Зорко глянул Семен Петрович на Василья Борисыча, ожидая, что-то ответит он. Василий Борисыч сказал:
– Медлить не стану, как исправлюсь, так и поеду.
– А ты бы завтра, – молвил Патап Максимыч.
– Завтра исправлюсь, завтра и поеду. Нечего мешкать. Как знают матери, так пущай и делают.
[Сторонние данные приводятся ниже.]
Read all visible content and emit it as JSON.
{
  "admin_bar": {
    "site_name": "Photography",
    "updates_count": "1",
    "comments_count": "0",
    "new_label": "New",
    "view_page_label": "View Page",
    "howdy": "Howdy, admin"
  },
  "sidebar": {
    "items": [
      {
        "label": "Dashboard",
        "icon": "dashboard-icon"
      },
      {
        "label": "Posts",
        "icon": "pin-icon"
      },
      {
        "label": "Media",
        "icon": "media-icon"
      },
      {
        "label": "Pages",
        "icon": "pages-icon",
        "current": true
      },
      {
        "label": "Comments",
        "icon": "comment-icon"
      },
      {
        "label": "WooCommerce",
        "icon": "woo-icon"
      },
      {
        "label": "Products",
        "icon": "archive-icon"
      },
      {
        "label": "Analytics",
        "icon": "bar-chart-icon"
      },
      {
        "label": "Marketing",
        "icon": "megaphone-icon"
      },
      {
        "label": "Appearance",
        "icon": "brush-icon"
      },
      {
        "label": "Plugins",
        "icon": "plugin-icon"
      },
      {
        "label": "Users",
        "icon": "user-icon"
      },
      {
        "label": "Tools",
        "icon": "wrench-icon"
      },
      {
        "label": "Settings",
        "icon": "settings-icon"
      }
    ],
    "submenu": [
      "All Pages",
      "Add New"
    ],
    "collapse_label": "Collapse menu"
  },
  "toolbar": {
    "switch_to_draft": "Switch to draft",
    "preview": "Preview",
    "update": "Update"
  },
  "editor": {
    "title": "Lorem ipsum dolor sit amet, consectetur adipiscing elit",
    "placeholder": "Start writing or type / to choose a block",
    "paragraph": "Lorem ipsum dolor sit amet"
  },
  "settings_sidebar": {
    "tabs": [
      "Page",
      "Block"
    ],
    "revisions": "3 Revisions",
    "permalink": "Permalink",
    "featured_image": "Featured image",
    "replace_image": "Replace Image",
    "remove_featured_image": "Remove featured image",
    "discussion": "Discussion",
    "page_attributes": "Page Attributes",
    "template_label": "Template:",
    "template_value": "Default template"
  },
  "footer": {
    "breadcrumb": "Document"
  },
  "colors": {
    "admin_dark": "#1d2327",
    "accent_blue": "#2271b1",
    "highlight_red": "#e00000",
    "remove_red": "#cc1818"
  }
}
Мое дело теперь сторона, – ответил Василий Борисыч.
– Говорить нельзя с тобой! – с нетерпением вскликнул Чапурин. – Через каждое слово либо посконный архиерей, либо чернохвостая скитница!.. Не поминай ты мне этих делов!.. Терпеть не могу!
– Ох, искушение!.. – чуть слышно проговорил Василий Борисыч. И громко промолвил: – Когда разделаюсь, тогда и поминать не стану, а теперь нельзя умолчать, потому что еще при том деле стою.
– Конечно, так, да слушать-то больно противно, – сказал Патап Максимыч. – Ден через пять в город я буду. Ежели к тому времени подъедешь, побывай у меня. К Сергею Андреичу Колышкину зайди, к пароходчику, дом у него на горке у Ильи пророка – запиши для памяти. Он тебе скажет, где меня отыскать.
– Оченно хорошо, Патап Максимыч, – сказал московский посол и записал в памятную книжку, где Колышкин живет.
– Ну, ин прощаться давай, ехать пора, – вставая со стула, сказал Чапурин. – Ох, ехать бы тебе со мной, Васенька, у меня же в кибитке и место есть. Прасковью здесь покидаю, а кибитка у меня на троих. Мы бы с тобой у Михайлы Васильича погостили, с позументами хорошенько б поздравили его, в Городец бы съездили, там бы я останну горянщину сплавил, а ты бы присмотрелся к тому делу, на краснораменски мельницы свозил бы тебя, а оттудова в город. Пожили б там денек-другой, а там и в Москву с Богом. Сбирайся, поедем вместе.